After spending more than 15 years in prison for a murder he did not commit, Floyd Bledsoe decided to sue police officers and others who he says were responsible for the now-admitted miscarriage of justice. Bledsoe, who was convicted of kidnapping and murdering his sister-in-law, was released from prison in 2015 after his brother, Tom, committed suicide, leaving behind a note admitting to being the killer. The information in the note also fit DNA testing which implicated Floyd’s brother in the slaying.
Bledsoe claims in his lawsuit that various sheriff’s officers and others conspired to frame him for the murder, including fabricating evidence allegedly demonstrating his guilt, and withholding evidence in his favor.
After committing the murder, Tom Bledsoe called his father and his pastor, confessed to both, and turned himself in to police. After being jailed, however, Tom’s story changed. He claimed at that point that his brother Floyd was the killer. Floyd was convicted in 2000 of murder and related crimes and sentenced to life in prison.
In 2012, the Paul E. Wilson Project for Innocence & Post-Conviction Remedies at Kansas University School of Law got involved in the case. They were granted permission to conduct DNA testing on the sexual assault kit. The testing showed DNA consistent with Tom Bledsoe.
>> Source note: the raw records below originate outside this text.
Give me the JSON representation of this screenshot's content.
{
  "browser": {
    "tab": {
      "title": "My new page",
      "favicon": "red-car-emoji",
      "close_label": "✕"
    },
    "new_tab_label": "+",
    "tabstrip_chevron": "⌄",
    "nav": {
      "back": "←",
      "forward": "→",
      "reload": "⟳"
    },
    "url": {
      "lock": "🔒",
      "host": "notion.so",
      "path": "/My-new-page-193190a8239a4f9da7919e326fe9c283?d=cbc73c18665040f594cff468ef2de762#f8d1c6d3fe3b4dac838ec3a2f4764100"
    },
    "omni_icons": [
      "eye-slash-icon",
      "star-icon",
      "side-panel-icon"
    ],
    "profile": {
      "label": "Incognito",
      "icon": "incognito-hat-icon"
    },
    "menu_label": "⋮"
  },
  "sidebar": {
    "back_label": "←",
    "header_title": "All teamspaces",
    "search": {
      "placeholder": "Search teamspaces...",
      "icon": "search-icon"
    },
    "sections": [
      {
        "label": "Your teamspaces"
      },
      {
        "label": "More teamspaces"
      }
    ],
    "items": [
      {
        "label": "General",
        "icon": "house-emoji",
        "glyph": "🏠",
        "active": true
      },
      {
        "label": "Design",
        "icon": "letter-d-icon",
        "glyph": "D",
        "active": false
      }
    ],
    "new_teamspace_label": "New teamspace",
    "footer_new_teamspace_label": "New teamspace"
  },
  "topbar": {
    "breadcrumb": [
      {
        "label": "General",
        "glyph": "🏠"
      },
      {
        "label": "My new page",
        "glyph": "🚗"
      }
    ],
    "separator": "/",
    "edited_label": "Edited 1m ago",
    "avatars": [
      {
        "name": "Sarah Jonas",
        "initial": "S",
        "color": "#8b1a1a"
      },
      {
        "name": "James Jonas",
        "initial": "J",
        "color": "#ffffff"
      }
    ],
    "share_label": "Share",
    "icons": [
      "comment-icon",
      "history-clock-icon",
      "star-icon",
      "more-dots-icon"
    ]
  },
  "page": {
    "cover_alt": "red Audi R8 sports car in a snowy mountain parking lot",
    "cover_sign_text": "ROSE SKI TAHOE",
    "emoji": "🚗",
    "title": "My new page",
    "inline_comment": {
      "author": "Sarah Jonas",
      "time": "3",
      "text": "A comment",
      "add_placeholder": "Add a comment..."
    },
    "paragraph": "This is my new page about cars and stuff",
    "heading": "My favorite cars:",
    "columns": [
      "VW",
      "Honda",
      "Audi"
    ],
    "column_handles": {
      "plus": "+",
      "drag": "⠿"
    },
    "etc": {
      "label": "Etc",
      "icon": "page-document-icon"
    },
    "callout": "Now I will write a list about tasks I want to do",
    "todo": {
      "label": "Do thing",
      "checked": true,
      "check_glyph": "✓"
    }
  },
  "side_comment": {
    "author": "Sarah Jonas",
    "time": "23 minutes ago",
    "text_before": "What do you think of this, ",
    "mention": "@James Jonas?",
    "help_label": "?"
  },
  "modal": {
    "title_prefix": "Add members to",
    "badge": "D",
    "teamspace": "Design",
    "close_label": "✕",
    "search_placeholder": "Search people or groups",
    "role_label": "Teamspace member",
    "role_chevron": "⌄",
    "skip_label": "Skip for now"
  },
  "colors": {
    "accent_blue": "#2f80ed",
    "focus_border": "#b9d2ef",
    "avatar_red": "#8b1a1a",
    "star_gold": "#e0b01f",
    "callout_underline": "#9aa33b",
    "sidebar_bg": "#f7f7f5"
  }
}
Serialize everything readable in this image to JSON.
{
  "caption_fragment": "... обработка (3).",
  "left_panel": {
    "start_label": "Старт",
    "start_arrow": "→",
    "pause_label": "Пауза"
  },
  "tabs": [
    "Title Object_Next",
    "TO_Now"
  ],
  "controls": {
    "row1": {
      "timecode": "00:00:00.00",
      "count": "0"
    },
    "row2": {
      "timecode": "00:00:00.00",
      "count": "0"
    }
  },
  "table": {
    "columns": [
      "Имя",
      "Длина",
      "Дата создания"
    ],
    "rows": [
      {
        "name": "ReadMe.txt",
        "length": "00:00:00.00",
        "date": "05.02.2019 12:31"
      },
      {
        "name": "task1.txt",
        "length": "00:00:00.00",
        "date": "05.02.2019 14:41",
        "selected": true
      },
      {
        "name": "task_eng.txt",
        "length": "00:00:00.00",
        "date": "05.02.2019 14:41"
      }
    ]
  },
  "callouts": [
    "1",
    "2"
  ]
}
They also discovered an agreement among the county sheriff, the prosecutor, and the Kansas Bureau of investigation not to do any DNA testing in the case.
In addition to admitting to the killing, Tom Bledsoe’s suicide note stated that the prosecuting attorney had ordered him to lie and implicate his brother in the killing. The conviction was vacated in 2015, and the prosecution then dismissed the charges against Floyd.
The recent legal battle was a claim by some of the defendants that they were entitled to “qualified immunity” in the federal lawsuit brought by Floyd for seeking damages for his wrongful conviction. This month, the 10th Circuit Court of Appeals rejected the officers’ argument for immunity, and their claim that the case should be dismissed.